Caching Best Practices
- Before you cache something you need to understand the validity of the data or when you understand how long I can save this particular data so that's when we get high hit rate
- Otherwise it will cause cache miss. So, we need to properly set TTL.
Features/Estimation
- Tera Byte
- 50K to 1M QPS(Query Per Second)
- == 1ms latency
- LRU (Least Recently Used) eviction
- 100% Availability
- Scalable
Caching Strategies:
Cache data structure
- When we say we have to design a caching system with less latency or it should perform get and put operation faster , we can HashTable as the data structure.
LRU
- When we have to Evict the cache?
- Eviction is removing the key and value from the cache memory , we need to do this because cache / RAM is expensive and also all the keys and values are not used all the time.

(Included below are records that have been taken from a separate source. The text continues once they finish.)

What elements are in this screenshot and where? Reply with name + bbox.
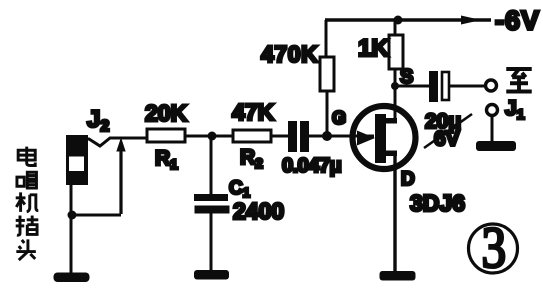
svg-text:R1: R1 bbox=[155, 147, 178, 172]
connector J2 plug body bbox=[66, 135, 88, 185]
arrowhead on supply rail bbox=[461, 16, 481, 25]
resistor R4 1K (vertical) bbox=[389, 35, 403, 69]
svg-text:470K: 470K bbox=[261, 41, 318, 67]
resistor R2 47K bbox=[233, 130, 271, 142]
svg-text:47K: 47K bbox=[232, 99, 275, 125]
junction dot (sleeve node) bbox=[68, 211, 77, 220]
resistor R1 20K bbox=[147, 129, 185, 142]
jack arrow contact (plug tip) bbox=[117, 139, 125, 214]
top supply rail bbox=[325, 18, 491, 21]
svg-text:J1: J1 bbox=[505, 97, 525, 122]
terminal (J1 return, lower) bbox=[487, 105, 498, 116]
wire: S to output cap bbox=[395, 85, 429, 88]
svg-text:1K: 1K bbox=[358, 35, 389, 62]
ground (J2) bbox=[54, 273, 90, 283]
svg-text:3: 3 bbox=[482, 215, 507, 280]
wire: lower terminal to ground bbox=[491, 116, 494, 142]
svg-text:-6V: -6V bbox=[495, 6, 540, 36]
junction node A dot bbox=[208, 132, 217, 141]
label 电唱机插头 (record player plug), hand-drawn CJK bbox=[16, 147, 39, 260]
wire: 1K down to S node bbox=[394, 20, 397, 122]
svg-text:20K: 20K bbox=[145, 100, 188, 126]
ground (drain) bbox=[380, 271, 416, 281]
junction dot (1K / rail) bbox=[394, 16, 403, 25]
transistor Q1 3DJ6 JFET bbox=[353, 106, 416, 169]
wire: 470K leads bbox=[326, 20, 327, 133]
wire: plug sleeve down to ground bbox=[70, 183, 73, 273]
capacitor 0.047u plates bbox=[288, 121, 309, 152]
wire: drain D down to ground bbox=[393, 153, 396, 271]
svg-text:0.047μ: 0.047μ bbox=[282, 155, 341, 177]
svg-text:3DJ6: 3DJ6 bbox=[410, 190, 465, 216]
wire: R2 to coupling cap bbox=[271, 135, 288, 138]
ground (C1) bbox=[194, 270, 229, 280]
label 至 (to), hand-drawn CJK bbox=[506, 69, 532, 92]
svg-text:J2: J2 bbox=[87, 106, 109, 135]
svg-text:C1: C1 bbox=[229, 178, 250, 200]
wire: arrow return to sleeve line bbox=[72, 214, 121, 217]
svg-text:2400: 2400 bbox=[233, 198, 284, 224]
插 bbox=[16, 216, 39, 236]
wire: R1 to node A bbox=[185, 135, 233, 138]
wire: jack J2 spring contact with V notch bbox=[85, 138, 147, 146]
resistor R3 470K (vertical) bbox=[320, 57, 334, 91]
terminal (output, upper) bbox=[486, 80, 497, 91]
头 bbox=[16, 239, 36, 260]
figure number 3 (circled) bbox=[469, 215, 518, 280]
wire: cap to output terminal bbox=[449, 85, 485, 88]
ground (J1) bbox=[476, 141, 516, 151]
唱 bbox=[17, 172, 37, 188]
junction dot S node bbox=[391, 82, 399, 90]
wire: node A down to C1 bbox=[210, 136, 213, 195]
svg-text:6V: 6V bbox=[434, 128, 460, 151]
svg-text:G: G bbox=[332, 108, 346, 128]
svg-text:D: D bbox=[401, 169, 415, 190]
机 bbox=[16, 192, 39, 212]
wire: C1 to ground bbox=[210, 213, 213, 271]
svg-text:R2: R2 bbox=[240, 146, 263, 171]
capacitor C2 20μ/6V electrolytic bbox=[429, 71, 449, 102]
电 bbox=[18, 147, 35, 166]
value slash bbox=[424, 114, 472, 148]
capacitor C1 plates bbox=[194, 194, 230, 214]
junction node G dot bbox=[322, 131, 332, 141]
wire: cap to node G bbox=[309, 135, 374, 138]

- We have to identify the key-value pair which is not used recently and remove them, so that we can space for the new key value pairs and that is called as Cache Eviction Policy.
- We should use a Bi-Directional Linked List
- Create a node in the list and then store the key-value pair.
-
And then store the address of the node in the bucket of the hash table.
-
So, the most recently used key value will be at the last of the linked list.
- The complexity is O(1).
Internals of Caching System
- We need to have a service which accepts the requests like get, put, delete and then update the data into hash table.

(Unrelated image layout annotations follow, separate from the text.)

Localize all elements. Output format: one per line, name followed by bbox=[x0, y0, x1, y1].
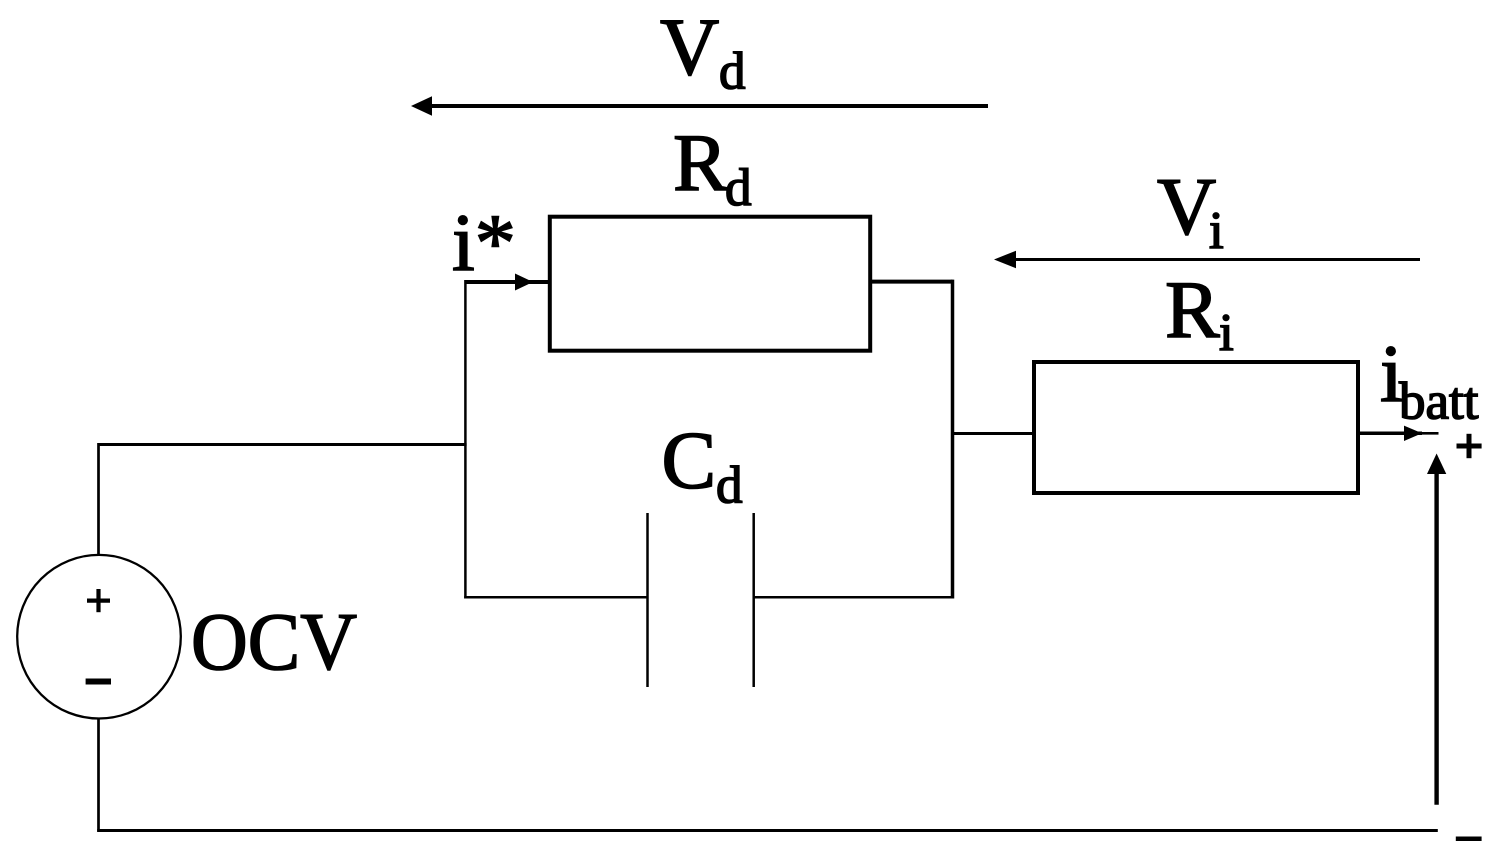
wire left vertical of RC pair bbox=[464, 280, 467, 599]
plus terminal bbox=[1457, 434, 1482, 458]
resistor R_i bbox=[1034, 362, 1358, 493]
wire OCV bottom lead bbox=[97, 718, 100, 832]
label V_d bbox=[660, 1, 746, 100]
svg-text:R: R bbox=[1165, 264, 1220, 355]
svg-text:C: C bbox=[662, 415, 717, 506]
svg-text:d: d bbox=[719, 42, 746, 100]
svg-text:batt: batt bbox=[1399, 373, 1479, 431]
resistor R_d bbox=[550, 217, 870, 351]
svg-text:V: V bbox=[1157, 161, 1216, 252]
label OCV bbox=[191, 596, 357, 687]
svg-text:i: i bbox=[1209, 202, 1224, 260]
label i* bbox=[452, 197, 516, 288]
wire V_d arrow line bbox=[411, 96, 988, 116]
wire top branch right of R_d bbox=[870, 280, 952, 284]
wire middle to R_i bbox=[953, 432, 1035, 435]
label V_i bbox=[1157, 161, 1224, 260]
label C_d bbox=[662, 415, 743, 515]
voltage source OCV circle bbox=[17, 555, 181, 719]
wire from OCV to RC pair bbox=[99, 443, 467, 446]
capacitor C_d plates bbox=[648, 513, 754, 687]
wire bottom branch left of capacitor bbox=[464, 596, 647, 599]
svg-text:i: i bbox=[1219, 304, 1234, 362]
svg-text:d: d bbox=[725, 159, 752, 217]
wire V_i arrow line bbox=[994, 251, 1420, 269]
plus sign in source bbox=[87, 589, 110, 612]
wire bottom branch right of capacitor bbox=[754, 596, 954, 599]
wire bottom return bbox=[97, 829, 1438, 832]
minus sign in source bbox=[86, 679, 111, 685]
svg-text:OCV: OCV bbox=[191, 596, 357, 687]
wire i* branch with arrow bbox=[465, 274, 549, 291]
svg-text:d: d bbox=[716, 457, 743, 515]
arrow up battery voltage bbox=[1427, 454, 1446, 805]
minus terminal bbox=[1456, 837, 1482, 842]
label R_d bbox=[673, 117, 752, 217]
label R_i bbox=[1165, 264, 1234, 362]
wire right vertical of RC pair bbox=[951, 280, 955, 599]
label i_batt bbox=[1380, 328, 1479, 431]
svg-text:i*: i* bbox=[452, 197, 516, 288]
svg-text:V: V bbox=[660, 1, 719, 92]
svg-text:R: R bbox=[673, 117, 728, 208]
wire i_batt arrow bbox=[1358, 426, 1439, 441]
wire OCV top lead bbox=[97, 443, 100, 555]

- Since we are using RAM even though it is faster it is kind of blocking call.
- So, we need a efficient way of serving these requests, we can spawn N no. of threads as we get the request or a Bigger Thread pool which can handle.

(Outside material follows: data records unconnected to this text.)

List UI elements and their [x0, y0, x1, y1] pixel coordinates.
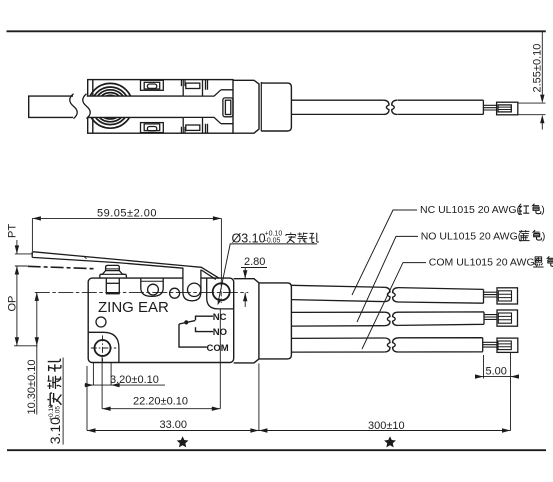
- actuator slot (top view right): [223, 98, 233, 117]
- dim PT: [15, 240, 33, 346]
- svg-text:): ): [541, 204, 545, 216]
- mounting hole boss (top right): [207, 278, 234, 309]
- dim OP: [15, 337, 19, 346]
- lever bend joint mark: [84, 256, 87, 259]
- bottom mounting ear with slot: [141, 123, 164, 133]
- dim 33.00: [87, 364, 511, 431]
- left seam lines: [92, 80, 94, 134]
- svg-text:5.00: 5.00: [486, 366, 507, 378]
- lever rod (top view, white filled over circles): [29, 96, 183, 117]
- stripped conductor strands (top): [483, 105, 497, 110]
- terminal rivet tab with circle: [141, 278, 163, 296]
- wire2 strands and terminal: [484, 310, 518, 326]
- svg-text:PT: PT: [7, 224, 19, 238]
- tinned terminal (top view): [497, 102, 518, 115]
- cable (top view): [291, 100, 483, 114]
- switch blade: [179, 321, 195, 324]
- svg-text:59.05±2.00: 59.05±2.00: [97, 208, 157, 220]
- hole2 crosshair: [220, 281, 222, 303]
- dim 300±10: [259, 428, 268, 432]
- lever hinge strap with rivet: [183, 268, 201, 301]
- NO lead: [196, 327, 214, 331]
- NC wire (top): [291, 285, 483, 303]
- centerline through top features: [35, 291, 249, 293]
- rod break squiggle: [70, 94, 91, 119]
- bushing section (top view): [233, 80, 259, 133]
- bottom border line: [7, 449, 546, 451]
- svg-text:33.00: 33.00: [160, 419, 188, 431]
- dim 59.05 line and extensions: [32, 218, 221, 280]
- svg-text:2.80: 2.80: [244, 256, 265, 268]
- NC wire label: [420, 204, 545, 216]
- svg-text:+0.10: +0.10: [265, 231, 283, 238]
- svg-text:10.30±0.10: 10.30±0.10: [26, 360, 38, 415]
- plunger dome/flange: [100, 271, 127, 279]
- mounting hole top right: [213, 283, 230, 300]
- NO wire (middle): [291, 312, 484, 326]
- switch body: [88, 278, 234, 362]
- svg-text:Ø3.10: Ø3.10: [232, 232, 266, 246]
- NO wire leader: [357, 236, 418, 322]
- svg-text:22.20±0.10: 22.20±0.10: [133, 396, 188, 408]
- small pivot circle: [170, 288, 180, 298]
- svg-text:NC UL1015 20 AWG(: NC UL1015 20 AWG(: [420, 204, 520, 216]
- dim 2.80: [241, 268, 267, 308]
- wire3 strands and terminal: [483, 338, 518, 352]
- roller/spring concentric circles: [88, 83, 133, 128]
- COM wire (bottom): [291, 338, 482, 352]
- hole1 crosshair: [91, 335, 116, 361]
- NO wire label: [421, 230, 546, 242]
- NC wire leader: [352, 210, 417, 295]
- hinge lever (solid, free position): [32, 252, 183, 269]
- plunger block (top view cross): [183, 80, 233, 134]
- star mark right: [384, 436, 396, 447]
- dim 10.30±0.10: [36, 292, 38, 414]
- svg-text:): ): [542, 230, 546, 242]
- svg-text:2.55±0.10: 2.55±0.10: [532, 44, 544, 93]
- cable sleeve (lower view): [259, 283, 292, 359]
- lever operating position (dash-dot line): [28, 266, 94, 268]
- svg-text:COM: COM: [207, 343, 229, 354]
- lever end over hinge and bend-down to hole boss: [183, 266, 219, 280]
- svg-text:-0.05: -0.05: [55, 406, 62, 421]
- svg-text:NC: NC: [213, 312, 227, 323]
- wire1 strands and terminal: [484, 288, 518, 304]
- bushing section 1 (lower view): [234, 279, 259, 363]
- switch body (top view): [88, 80, 233, 134]
- COM wire leader: [362, 263, 426, 349]
- small circle under ZING EAR: [96, 317, 106, 327]
- svg-text:3.20±0.10: 3.20±0.10: [110, 374, 159, 386]
- top border line: [7, 30, 546, 32]
- star mark left: [177, 436, 189, 447]
- bottom-left mounting hole: [95, 340, 111, 356]
- COM lead: [179, 324, 207, 347]
- svg-text:NO UL1015 20 AWG(: NO UL1015 20 AWG(: [421, 230, 522, 242]
- cable break squiggle: [384, 100, 398, 114]
- svg-text:300±10: 300±10: [368, 420, 405, 432]
- internal circuit symbol: [179, 316, 213, 347]
- dim 22.20±0.10: [102, 310, 220, 409]
- cable sleeve (top view): [261, 83, 291, 131]
- dim 5.00: [478, 355, 516, 379]
- blade contact dot: [184, 320, 188, 324]
- top mounting ear with slot: [141, 80, 164, 90]
- dim 3.10 mounting hole (left rotated label): [47, 404, 63, 444]
- bottom-left hole boss outline: [88, 332, 119, 362]
- dim 3.20±0.10: [85, 363, 166, 385]
- svg-text:COM UL1015 20 AWG(: COM UL1015 20 AWG(: [429, 257, 539, 269]
- svg-text:ZING EAR: ZING EAR: [98, 299, 169, 316]
- svg-text:OP: OP: [7, 296, 19, 312]
- plunger stem guide: [106, 278, 120, 294]
- small edge notches: [181, 80, 185, 134]
- plunger cap: [106, 265, 120, 270]
- NC lead: [196, 316, 214, 320]
- dimension 2.55±0.10 (cable end diameter): [518, 31, 546, 129]
- COM wire label: [429, 256, 553, 268]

- But these (Threads) will not scale and will cause a lot of problems.
- The easiest we can handle it is Event-Driven logic.
Fault Tolerance of Cache
- What if our restarts for some reason and then the data is lost?
- Our cache system should be Persistent. We have to do something to make it persistent so that we can retrieve the data.
- There are 2 approaches.
- a) Regular interval snapshot
- we take the copy of the original data.
- Store the data in the regular interval of time in a dump file.
- b) Log ReConstruction
- while saving the key-value pair in the hash table it will log the requests/operations and key-value pairs into a log file.
- This log file will be in hard disk and also make this logging as async call which will be keep on updating into the file.
- If the machine goes down then we can reconstruct the whole data by executing each and every instruction in the time sorted order.
Availability
- Suppose if the server -1 went down then there will be a cache miss and the requests to the db will be more.
- we can have replication of these servers. For example the replication factor is 2 that means that we'll have to replicate every data into 2 copies.
- The request now will be shared to the copy of server-1 so that we can get less latency and the performance is lot better.
- But the problem is we need to keep seeking the updates from which happens between master and slave. There will be some latency and inconsistency of data.
- Let's make the copy server as Slave server.
- The reads and writes always happens from master server until the master goes down.